Il Sabato a Megali Panaghìa, manifestazione–spot in favore delle miniere

Il “responsabile di produzione”, il “floor manager”, il “regista” hanno lavorato duramente. Lo “sponsor” era di prim’ordine. Anche se naturalmente la manifestazione – spot in favore delle miniere d’oro che abbiamo seguito Sabato a Megali Panaghìa ha avuto luogo grazie agli sforzi degli abitanti.
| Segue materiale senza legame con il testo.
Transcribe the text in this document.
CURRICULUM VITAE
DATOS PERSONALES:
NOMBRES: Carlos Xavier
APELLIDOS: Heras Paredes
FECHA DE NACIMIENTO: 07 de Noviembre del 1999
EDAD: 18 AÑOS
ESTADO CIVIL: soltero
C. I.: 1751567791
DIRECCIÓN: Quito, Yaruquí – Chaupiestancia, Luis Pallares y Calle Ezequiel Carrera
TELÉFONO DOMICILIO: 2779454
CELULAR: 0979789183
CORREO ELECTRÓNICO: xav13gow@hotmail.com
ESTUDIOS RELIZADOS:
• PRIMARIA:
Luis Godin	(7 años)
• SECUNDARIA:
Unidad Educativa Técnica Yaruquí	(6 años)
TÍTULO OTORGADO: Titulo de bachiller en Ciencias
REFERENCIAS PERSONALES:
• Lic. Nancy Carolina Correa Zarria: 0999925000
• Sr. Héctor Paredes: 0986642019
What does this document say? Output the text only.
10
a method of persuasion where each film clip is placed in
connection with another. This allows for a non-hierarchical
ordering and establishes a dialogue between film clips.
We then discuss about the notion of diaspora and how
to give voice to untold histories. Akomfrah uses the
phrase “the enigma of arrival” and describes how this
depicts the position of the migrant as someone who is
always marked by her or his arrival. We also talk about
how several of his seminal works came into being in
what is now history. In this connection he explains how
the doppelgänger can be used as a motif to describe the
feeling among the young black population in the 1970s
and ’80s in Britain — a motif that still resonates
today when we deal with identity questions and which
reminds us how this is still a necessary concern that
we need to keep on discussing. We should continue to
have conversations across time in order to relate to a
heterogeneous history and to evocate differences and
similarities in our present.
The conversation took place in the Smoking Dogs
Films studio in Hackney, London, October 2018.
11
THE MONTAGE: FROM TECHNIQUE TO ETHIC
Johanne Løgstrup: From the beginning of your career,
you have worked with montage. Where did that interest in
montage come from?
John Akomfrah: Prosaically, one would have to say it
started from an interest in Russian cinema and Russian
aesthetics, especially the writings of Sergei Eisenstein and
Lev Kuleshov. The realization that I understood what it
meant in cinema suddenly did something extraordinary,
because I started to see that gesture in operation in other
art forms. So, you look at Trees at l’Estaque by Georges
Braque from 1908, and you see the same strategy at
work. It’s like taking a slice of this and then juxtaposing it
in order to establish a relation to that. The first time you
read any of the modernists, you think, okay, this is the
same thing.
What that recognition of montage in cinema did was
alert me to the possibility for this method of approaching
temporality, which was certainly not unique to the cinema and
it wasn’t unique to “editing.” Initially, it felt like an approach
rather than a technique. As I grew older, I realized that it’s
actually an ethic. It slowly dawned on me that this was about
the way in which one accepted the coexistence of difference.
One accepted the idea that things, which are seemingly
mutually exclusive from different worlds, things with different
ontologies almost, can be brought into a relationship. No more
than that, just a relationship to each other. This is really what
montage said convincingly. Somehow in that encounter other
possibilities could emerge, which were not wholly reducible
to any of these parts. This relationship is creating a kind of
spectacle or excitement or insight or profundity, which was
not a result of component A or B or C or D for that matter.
Un enorme video-wall, microfoni senza fili, diretta Internet, megafoni, picchetti, manifesti eleganti, costosi striscioni sulle colline intorno: la scenografia della manifestazione era così “large” da sembrare esagerata: il rapporto abitanti-striscioni era inversamente proporzionale.

Il “floor manager” con il microfono senza fili in mano dava istruzioni per la scenografia ai circa 1.200 manifestanti, arrivati con 15 pullman: “La nostra gioventù venga avanti con gli striscioni”, “Su le mani”, “Fatemi un coro, per la miseria”. La folla non rispondeva con il dovuto entusiasmo, nonostante i suoi encomiabili sforzi, nemmeno quando Adonis Gheorghiadis è salito sul palco per salutare  (“Siamo noi che amiamo l’ambiente, non i signori di SYRIZA”), nemmeno quando è stata letta una lettera di supporto inviata dai rappresentanti parlamentari di Nea Dimokratia e del PASOK, Makis Voridis ed Evi Christofilopulu, né quando sono stati presentati gli agguerriti saluti del presidente del ΓΣΕΕ [Confederazione Generale dei Lavoratori Greci, n.d.T.] o quando è salita a parlare la “figlia di un minatore, moglie di un minatore e figlia di un minatore” [sic].

Altrettanto lodevolmente il manifestante con il gilet dell’AKTOR  [impresa edile, n.d.T. ] provava a comunicare entusiasmo con il megafono. Il surrealismo trionfava quando è salito sul palco il rappresentante dell’ Organizzazione per la Ricostruzione del KKE (perdonateci per esserci dimenticati il suo nome) a spiegare nei suoi 15 minuti di celebrità che gli sono stati concessi il motivo per cui “è un dovere di classe che gli abitanti dicano sì alle miniere: perché la classe lavoratrice esista, devono esistere le fabbriche”.